Resumo: Levando em consideração o recente cenário alarmante do trabalho análogo à escravidão, o qual apresenta, entre os anos de 1995 a 2021, cerca de 56.722 trabalhadores resgatados em condições análogas às de escravo[http://trabalho.gov.br/fiscalizacao-combate-trabalho-escravo/resultados-das-operacoes-de-fiscalizacao-para-erradicacao-do-trabalho-escravo] pelo estado brasileiro, a insistente recorrência de trabalhadores que são vítimas desse crime[ Cerca de 1,73% dos 35.341 trabalhadores resgatados entre 2003 e 2017 foram vítimas desse crime ao menos duas vezes segundo Dados do Observatório Digital do Trabalho Escravo no Brasil – https://www.ilo.org/brasilia/noticias/WCMS_616812/lang–pt/index.htm.] devida em muito a sua vulnerabilidade socioeconômica, o Projeto Vida Pós Resgate busca como objetivo contribuir com o Estado a adotar medidas de proteção e assistência às vítimas – uma responsabilidade do Estado prevista nos artigos 6.1 e 6.2 da Convenção Americana de Direitos Humanos e em tratados internacionais relacionados -, por meio da inserção dos trabalhadores resgatados em um sistema produtivo sustentável de forma autônoma (preferencialmente em seus locais de origem), com recursos oriundos das Ações Civis Públicas ou dos Termos de Ajuste de Conduta, em regime de trabalho familiar ou associativo, sem vínculos de subordinação. Desse modo, os trabalhadores deixariam de depender da conjuntura do mercado de trabalho para sobreviver e manteriam sua trajetória de vida ligada às atividades rurais, em condições autônomas, rompendo com o ciclo vicioso do trabalho análogo a de escravo.
Aponta-se ainda, segundo a pesquisa feita pela Organização Internacional do Trabalho (2011), que todos os trabalhadores resgatados tinham em seu histórico trabalho infantil, pobreza e/ou analfabetismo/baixa escolaridade/pouca qualificação. A grande maioria havia se deslocado de seu estado de origem. E 84% dos trabalhadores que vivem hoje na cidade tinham origem na área rural. Contudo, tal mudança não é recente, pois 90% destes estão há 5 ou mais anos na cidade e 44% há 10 anos ou mais. Dentro desta pesquisa, em entrevista com os trabalhadores resgatados, ao perguntar-lhes “qual seria a solução para o problema deles (trabalhadores)”, as respostas apontadas foram: a) ter terra para plantar (46,10%); b) ter um comércio (26,90%); c) ter emprego rural registrado (13,50%); d) ter um emprego na cidade (13,50%). Somando-se as indicações “a” e “c”, 59,60% dos trabalhadores resgatados em condição análoga à de escravo almejam o trabalho na terra[Perfil dos principais atores envolvidos no trabalho escravo rural no Brasil / Organização Internacional do Trabalho. Brasília: OIT, 2011. Acesso em: https://www.ilo.org/brasilia/publicacoes/WCMS_227533/lang–pt/index.htm].

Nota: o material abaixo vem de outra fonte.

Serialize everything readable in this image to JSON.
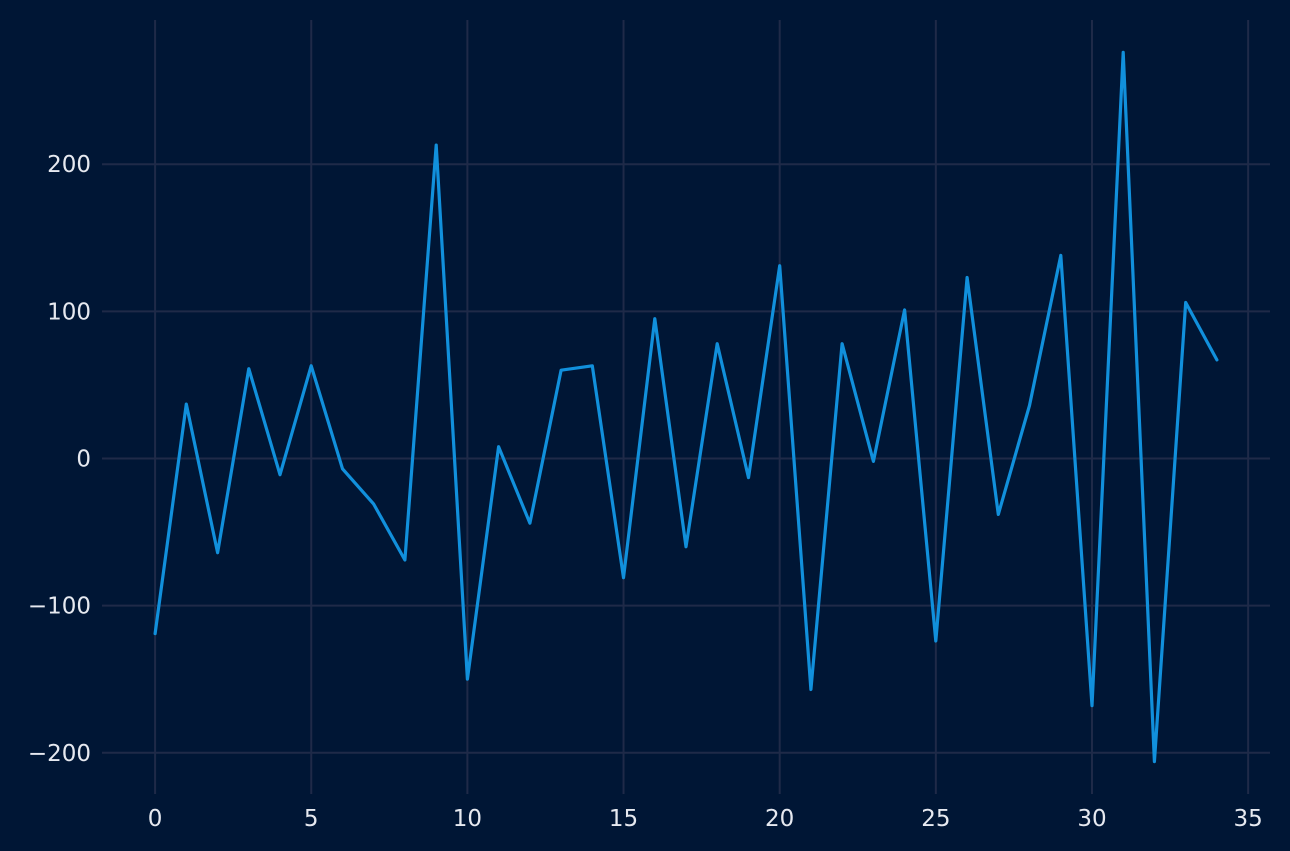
{
  "chart_data": {
    "type": "line",
    "title": "",
    "xlabel": "",
    "ylabel": "",
    "xlim": [
      -1.7,
      35.7
    ],
    "ylim": [
      -228,
      298
    ],
    "xticks": [
      0,
      5,
      10,
      15,
      20,
      25,
      30,
      35
    ],
    "yticks": [
      -200,
      -100,
      0,
      100,
      200
    ],
    "grid": true,
    "colors": {
      "background": "#001635",
      "grid": "#1f2a48",
      "text": "#e6e9f0",
      "line": "#1190dc"
    },
    "series": [
      {
        "color": "#1190dc",
        "x": [
          0,
          1,
          2,
          3,
          4,
          5,
          6,
          7,
          8,
          9,
          10,
          11,
          12,
          13,
          14,
          15,
          16,
          17,
          18,
          19,
          20,
          21,
          22,
          23,
          24,
          25,
          26,
          27,
          28,
          29,
          30,
          31,
          32,
          33,
          34
        ],
        "y": [
          -119,
          37,
          -64,
          61,
          -11,
          63,
          -7,
          -31,
          -69,
          213,
          -150,
          8,
          -44,
          60,
          63,
          -81,
          95,
          -60,
          78,
          -13,
          131,
          -157,
          78,
          -2,
          101,
          -124,
          123,
          -38,
          36,
          138,
          -168,
          276,
          -206,
          106,
          67
        ]
      }
    ]
  }
}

Isso posto, o Projeto se justifica na medida em que, tendo em vista que o perfil do trabalhador resgatado mostra uma intensa ligação do trabalho análogo ao de escravo com a extrema pobreza/marginalização social, busca diminuir a vulnerabilidade social dos trabalhadores resgatados ao instituir um meio de geração de renda que dê autonomia aos trabalhadores por meio do trabalho na terra e com um formato produtivo salubre tanto aos trabalhadores e quanto ao meio ambiente. Tal formato produtivo se enquadra na atividade agrícola e pecuária via Sisteminha da EMBRAPA. Por meio desse sistema produtivo se espera que os beneficiários tenham como produzir ecomercializar seus produtos, garantindo um preço justo, possibilitando que o produto chegue ao mercado com agilidade e a qualidade higiênico-sanitária exigida pelos órgãos fiscalizadores e pelo mercado consumidor.

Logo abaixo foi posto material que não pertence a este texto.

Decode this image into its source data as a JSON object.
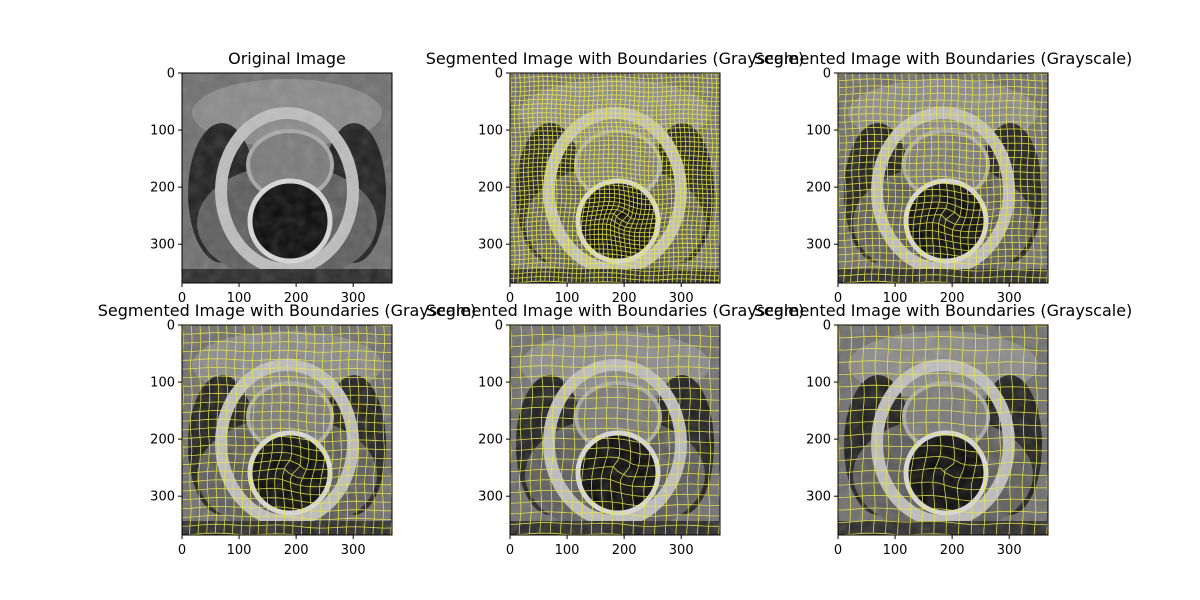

Dado que o projeto está amparado pelas normas nacionais, internacionais e pelas obrigações assumidas pelo Estado brasileiro quanto à erradicação do trabalho análogo ao escravo no País, e tem como instituições executoras o Ministério Público do Trabalho ea Universidade Federal da Bahia, por meio do Grupo de Estudos em Economia Política e Desenvolvimento (GEPODE), e ainda conta com a parceria da Prefeitura de Aracatu, essa solicitação se justifica-se também pela responsabilidade social e confiabilidade que tal arranjo institucional apresenta.